Renata saat ini duduk dimobil sambil merobek-robek banyak tisu. Dirinya kesal dengan orang tuanya yang mengenalkannya dengan Axel, orang yang paling dihindari nya saat ini. Namun kegiatan konyol nya berhenti saat Revin mengatakan Renita mendadak pulang deluan namun tak mengatakan alasannya. Renata heran tumben sekali, tapi saat dirinya ingin mengambil tisu kembali, Revin dan Revina heboh memanggil dirinya untuk melihat orang tuanya yang datang mendekati mobil mereka. Dirinya langsung keluar dari mobil dan pergi menaiki taxi yang sedang mangkal di sekitaran.
Saat ini Kenzo sedang menelpon dengan seseorang yang merupakan orang suruhannya. Dia tersenyum saat mendengar bahwa orang-orangnya telah mendapatkan sedikit petunjuk. Ya tak apa sedikit asalkan perjuangan nya selama bertahun-tahun tak sia-sia. Dia mengajak ketemuan di sebuah jalanan yang banyak tak orang ketahui. Dia menutup sambungan teleponnya dan segera menatap foto yang tertempel di didinnya. Dia mulai tertawa pelan dan lama kelamaan menjadi tawa dengan suara yang keras.
"AKU AKAN MENEMUKAN KALIAN SEGERA!!!"
Kenzo melangkah kan kaki dan keluar dari ruangan itu sambil menutup pintu dengan kencang. Dirinya langsung masuk kedalam mobil dan mengendarakan mobil dengan kecepatan tinggi. Tak memikirkan pengguna lain yang mengklaksonkan kendaraan mereka, dirinya hanya ingin cepat menemui orang suruhannya dan mendengar info tersebut. Sebenarnya bisa saja dirinya melihat dari pesan, namun Kenzo bukan tripe seperti itu, dirinya lebih suka mendengar fakta secara langsung dari mulut orang tersebut daripada membaca dari ponsel. Sampailah dirinya di sebuah jalanan sempit dan tampak sepi. Jalanan ini mendekati jurang membuat para pengguna kendaraan tak melintasi jalan ini.
Aku turun dari mobil menghampiri orang suruhanku, lebih tepatnya tangan kananku yaitu Dave. Dave sudah bekerjasama denganku saat aku masih berusia sekitar dua puluh dua dan Dave berusia dua puluh enam. Dan sampai saat ini mereka masih bersama, ya sama-sama menghormati walaupun terkadang mengeluarkan sikap sok berkuasa nya namun Dave paham dan tak mempermasalahkan semua itu.
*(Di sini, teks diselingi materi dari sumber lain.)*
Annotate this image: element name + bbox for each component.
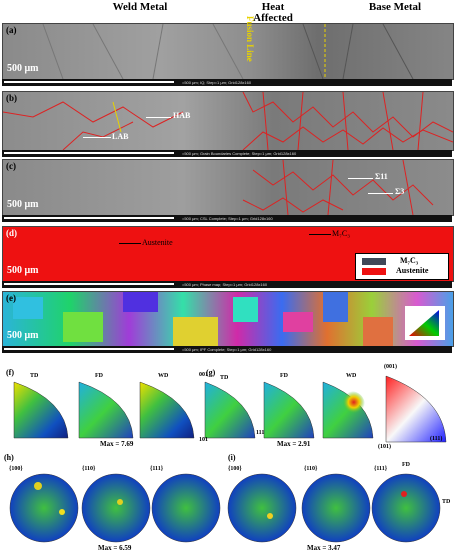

"Apa yang kau temukan segera katakan!" Aku mengatakan itu karena aku sudah tak sabar ingin mendengarnya. Karena ini baru pertama kali aku mendengar hal baik seperti ini. Aku melihat dirinya yang sedang mengeluarkan sesuatu di saku celannya dan ternyata secarik kertas yang tak isinya. Dia memberikannya kepadaku dan ternyata itu bukanlah kertas biasa melainkan sebuah foto wanita yang tampak tak asing baginya namun dirinya tak mengetahui ataupun mengingat siapa wanita itu. Kenzo menatap foto itu kemudian beralih ke arah Dave yang menatapnya dengan tatapan datar sambil mengangguk. Aku mendengar suara Dave yang mengatakan bahwa wanita itu adalah salah satu anggota keluarga si pembunuh. Dia memfoto dari ponselnya kemudian meremas kertas foto yang ia pegang namun menimpannya di balik jas. Dirinya mengucapkan terimakasih kepada Dave dan meminta tolong agar segera memberitahu info-info yang didapatnya, dan Dave menganggukan kepalanya. Kenzo segera pergi ke sebuah tempat yang akan menjadi pelampiasan rasa senang dan marah yang bercampur aduk.
Sampailah dirinya di club kemudian melangkahkan kakinya ke dalam. Penjaga club dengan cepat menemuinya dan bertanya wanita apa yang sedang dirinya cari. Kenzo mengbaikan pertanyaan itu, dirinya malah meminta sebotol wine untuk diteguk. Penjaga tersebut langsung mengangguk dan pergi mengambil pesanan Kenzo. Dirinya membuka ponsel dan melihat foto tadi dan menatap lama kemudian dengan segera dia mematikan ponsel itu karena beberapa orang datang mengantarkan beberapa botol kepadanya dan mulai meneguknya sampai kesadarannya mulai menghilang. Dia bangkit dari duduknya menghampiri penjaga tugas dan segera membawanya ke kamar pribadinya.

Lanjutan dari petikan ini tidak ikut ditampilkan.